"So, naturalists observe, a flea
Has smaller fleas that on him prey;
And these have smaller still to bite ’em;
And so proceed ad infinitum." - Johnathan Swift
In an earlier blog, I discussed some current research in the field of microbial symbiosis within a human host. However, bacterial symbiosis is known to be present in a variety of different animals. While attending a physiology lecture by Professor Emily Taylor at Cal Poly SLO, the role of bacterial symbiosis in a species of mites was presented, with striking results of this symbiotic association. The bacterium, in this case of the genus Wolbachia, has been shown to increase the proportion of females in a population, among other things, due to direct effects on the reproductive physiology of the mite itself. Upon hearing that presence of a bacterial species can drastically affect the physiology of arthropods, I became interested in the role of this bacterium in arthropod species, and decided to share some current research aiming to characterize the symbiotic relationship between Wolbachia and its arthropod hosts.
In a recent paper by Zug and Hammerstein, it is estimated that the bacterium is present in approximately 40% of terrestrial arthropod species1. This alarmingly high proportion suggests that there may be some conferred fitness advantages due to this symbiotic association. Wolbachia has been studied extensively for its ability to modulate host reproductive physiology, inducing large proportions of female progeny in infected individuals through mechanisms such as cytoplasmic incompatibility (CI). Interestingly, in a review by Crespi and Schwander, it is suggested that asexuality induced by Wolbachia infections may contribute to the accumulation of deleterious genetic elements that are normally eliminated via recombination and other mechanisms exclusive to sexual reproduction2. Why then would there be such an alarmingly high proportion of arthropod species infected if this symbiosis is genomically disadvantageous?
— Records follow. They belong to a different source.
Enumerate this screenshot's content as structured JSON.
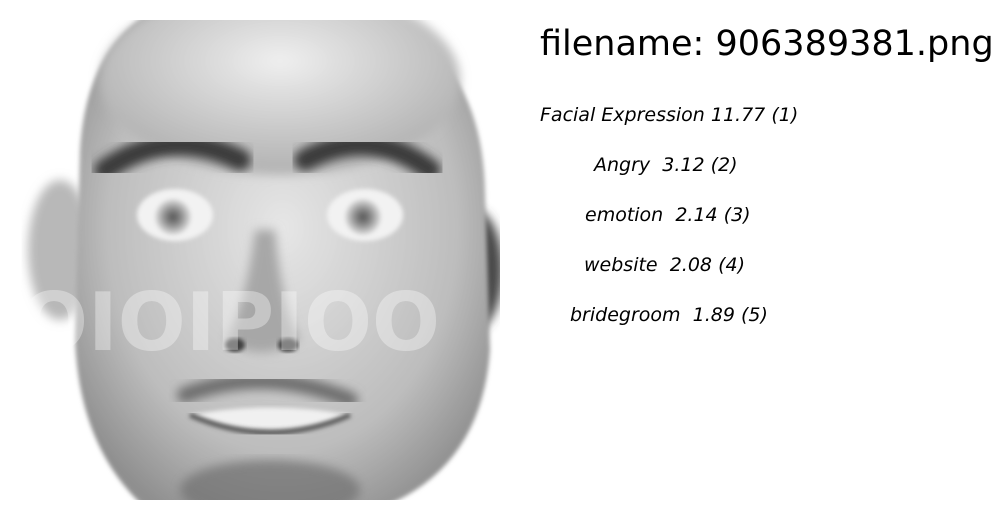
{
  "header": {
    "filename_prefix": "filename:",
    "filename_value": "906389381.png"
  },
  "image": {
    "icon": "face-photo",
    "watermark_text": "OIOIPIOO"
  },
  "tags": [
    {
      "label": "Facial Expression",
      "score": "11.77",
      "rank": "(1)"
    },
    {
      "label": "Angry",
      "score": "3.12",
      "rank": "(2)"
    },
    {
      "label": "emotion",
      "score": "2.14",
      "rank": "(3)"
    },
    {
      "label": "website",
      "score": "2.08",
      "rank": "(4)"
    },
    {
      "label": "bridegroom",
      "score": "1.89",
      "rank": "(5)"
    }
  ]
}
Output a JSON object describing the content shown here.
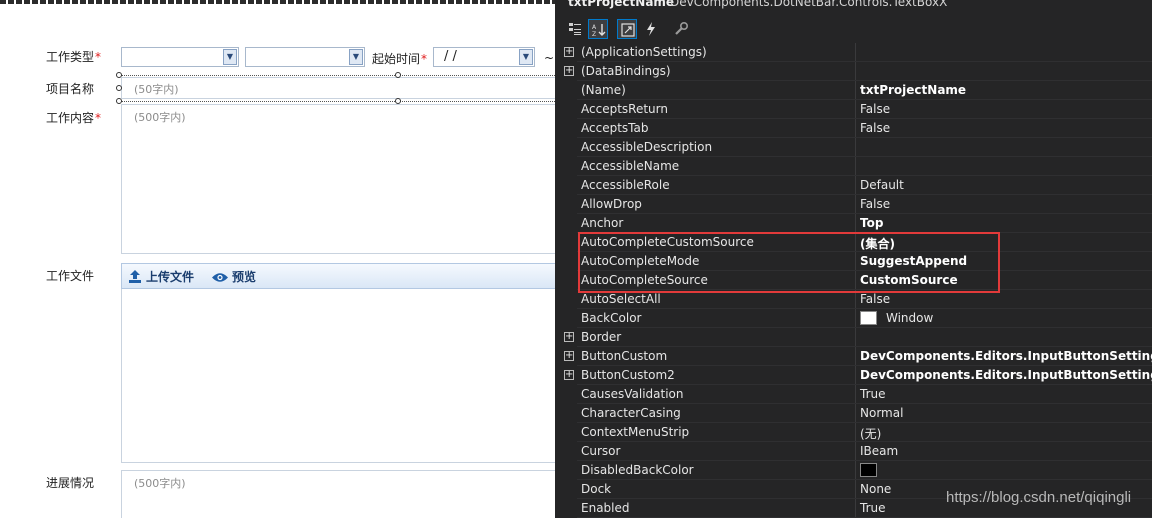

A recent study by Xue et al examined the physiological roles of Wolbachia symbiosis in Bernisia tabaci, otherwise known as the common whitefly. The role of Wolbachia symbiosis in whitefly biology is poorly defined, so this study represents the first of its kind to asses various reproductive and non-reproductive roles of this particular relationship3. To assess the role of Wolbachia symbiosis, targeted removal of this organism was achieved using rifampicin. The authors were able to show, using PCR and other molecular techniques, that this antibiotic could be used to remove Wolbachia populations without affecting the presence or abundance of other microbial symbionts of the whitefly. Whiteflies were separated into two groups, treatment and control. Within the treatment groups, whiteflies were exposed to rifampicin for 12, 24, 36, or 48 hours. The development time of F1 progeny hatched from eggs in which the mother was exposed to rifampicin increased significantly in all time groups. Additionally, the percent viability of F1 progeny was compared between treatment and control groups.In the flies where Wolbachia was removed the viability of their F1 progeny decreased, and tended to decrease more with longer rifamipicin exposures. These results suggest that Wolbachia presence in the mother before reproduction confers a strong fitness advantage to those progeny, while the absence of Wolbachia is deleterious to development time and also survival of new progeny. Also shown previously, this study reports that there is an increase in the proportion of male progeny as exposure time to rifamipicin increased. It seems as though symbiosis is crucial for whitefly fitness, perhaps by providing the host with some essential non-dietary nutrient, which explains the harsh reduction in percent survival and growth suppression present in Wolbachia negative flies.
Recently, the biology of this organism has been studied for use as a control strategy for diseases that are commonly transmitted by arthropods, such as malaria and West Nile Virus. Husain et al describe a decreased viral secretion in cultured cells from Aedes aegypti which are infected with Wolbachia5.
While there is a paucity of evidence describing the exact mechanisms in which Wolbachia exerts this modulatory effect on its arthropod hosts, there is compelling evidence that this symbiosis is not only necessary, but beneficial to may organisms, including ourselves.
1. Zug, R. & Hammerstein, P. Still a host of hosts for Wolbachia: analysis of recent data suggests that 40% of terrestrial arthropod species are infected. PLoS ONE 7, e38544 (2012).
2. Crespi, B. & Schwander, T. Asexual evolution: do intragenomic parasites maintain sex? Mol. Ecol. 21, 3893–3895 (2012).
3. Xue, X. et al. Inactivation of Wolbachia reveals its biological roles in whitefly host. PLoS ONE 7, e48148 (2012).
4. Zhang, Y.-K. et al. Diversity of Wolbachia in Natural Populations of Spider Mites (genus Tetranychus): Evidence for Complex Infection History and Disequilibrium Distribution. Microb. Ecol. (2013). doi:10.1007/s00248-013-0198-z
5. Hussain, M. et al. Effect of Wolbachia on replication of West Nile virus in a mosquito cell line and adult mosquitoes. J. Virol. 87, 851–858 (2013).